The problem is that our current zoning is agriculture, and at one point it was a large tract of farmland. Since then the land has been divided up and sold, losing all economic potential to benefit from farming activities. The previous comprehensive plan did not study the natural growth patterns that occur in these areas, instead using other zoning mechanisms to deter growth and maintain the status quo. Staff have asserted that this site is prime farmland but have provided no evidence, despite a mountain of evidence attesting to the lack of economic viability of farming the property provided by the United States Department of Agriculture.

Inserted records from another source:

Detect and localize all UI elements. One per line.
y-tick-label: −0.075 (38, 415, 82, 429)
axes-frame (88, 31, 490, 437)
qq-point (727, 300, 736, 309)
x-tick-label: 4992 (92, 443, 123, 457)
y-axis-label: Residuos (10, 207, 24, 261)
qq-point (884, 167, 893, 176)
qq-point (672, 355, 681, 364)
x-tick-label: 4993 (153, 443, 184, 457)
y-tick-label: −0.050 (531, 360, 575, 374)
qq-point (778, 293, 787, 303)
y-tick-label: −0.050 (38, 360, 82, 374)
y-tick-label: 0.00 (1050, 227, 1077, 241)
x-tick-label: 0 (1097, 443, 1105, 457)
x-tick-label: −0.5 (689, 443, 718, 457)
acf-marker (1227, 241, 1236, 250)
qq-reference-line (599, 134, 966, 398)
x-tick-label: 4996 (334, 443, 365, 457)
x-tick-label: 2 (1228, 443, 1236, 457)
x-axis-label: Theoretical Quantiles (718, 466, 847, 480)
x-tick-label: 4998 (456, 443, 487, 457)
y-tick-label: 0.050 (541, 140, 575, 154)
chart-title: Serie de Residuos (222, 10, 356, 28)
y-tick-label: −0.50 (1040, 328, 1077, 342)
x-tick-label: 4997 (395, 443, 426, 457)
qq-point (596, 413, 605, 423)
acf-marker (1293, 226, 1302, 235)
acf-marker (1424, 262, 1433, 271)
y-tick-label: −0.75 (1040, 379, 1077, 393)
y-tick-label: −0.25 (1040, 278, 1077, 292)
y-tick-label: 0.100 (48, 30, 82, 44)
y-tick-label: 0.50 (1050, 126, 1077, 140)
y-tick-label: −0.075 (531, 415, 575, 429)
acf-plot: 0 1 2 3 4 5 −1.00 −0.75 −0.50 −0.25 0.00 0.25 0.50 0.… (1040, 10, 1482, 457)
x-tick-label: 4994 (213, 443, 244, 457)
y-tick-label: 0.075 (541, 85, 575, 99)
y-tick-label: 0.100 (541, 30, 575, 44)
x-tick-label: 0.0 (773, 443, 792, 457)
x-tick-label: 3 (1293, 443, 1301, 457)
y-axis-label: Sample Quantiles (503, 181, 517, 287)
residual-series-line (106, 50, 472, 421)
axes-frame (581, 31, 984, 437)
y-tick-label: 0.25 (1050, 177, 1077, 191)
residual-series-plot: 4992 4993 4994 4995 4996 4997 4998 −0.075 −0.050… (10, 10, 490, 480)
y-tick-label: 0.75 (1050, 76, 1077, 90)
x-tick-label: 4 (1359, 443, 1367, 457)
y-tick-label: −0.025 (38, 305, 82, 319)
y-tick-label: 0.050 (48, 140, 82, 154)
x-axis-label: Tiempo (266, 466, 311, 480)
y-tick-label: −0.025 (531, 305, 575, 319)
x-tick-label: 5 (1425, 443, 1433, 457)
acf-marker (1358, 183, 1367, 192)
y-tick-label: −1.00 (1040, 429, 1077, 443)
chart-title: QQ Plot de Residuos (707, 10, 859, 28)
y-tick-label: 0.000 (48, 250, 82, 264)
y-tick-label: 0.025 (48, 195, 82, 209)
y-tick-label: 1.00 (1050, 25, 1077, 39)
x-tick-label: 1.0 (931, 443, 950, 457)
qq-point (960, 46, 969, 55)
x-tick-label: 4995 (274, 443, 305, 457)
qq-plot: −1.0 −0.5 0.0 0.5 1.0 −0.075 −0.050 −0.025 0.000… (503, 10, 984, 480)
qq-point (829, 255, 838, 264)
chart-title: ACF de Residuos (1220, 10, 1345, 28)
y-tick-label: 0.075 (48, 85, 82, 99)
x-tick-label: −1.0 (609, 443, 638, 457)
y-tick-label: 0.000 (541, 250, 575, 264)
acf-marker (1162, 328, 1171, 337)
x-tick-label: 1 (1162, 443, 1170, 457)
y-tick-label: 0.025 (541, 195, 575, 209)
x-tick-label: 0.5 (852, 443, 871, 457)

Tax incentives are often offered by the county to deter development. Housing developments are in turn promoted without any business development to provide the financial engine to sustain the necessary infrastructure to support an increasing population. . There are numerous counties that have been confronted with these obstacles; some have overcome them and brought great prosperity and growth to their county, while others continue to struggle and are impacted by any change in the economy as a whole.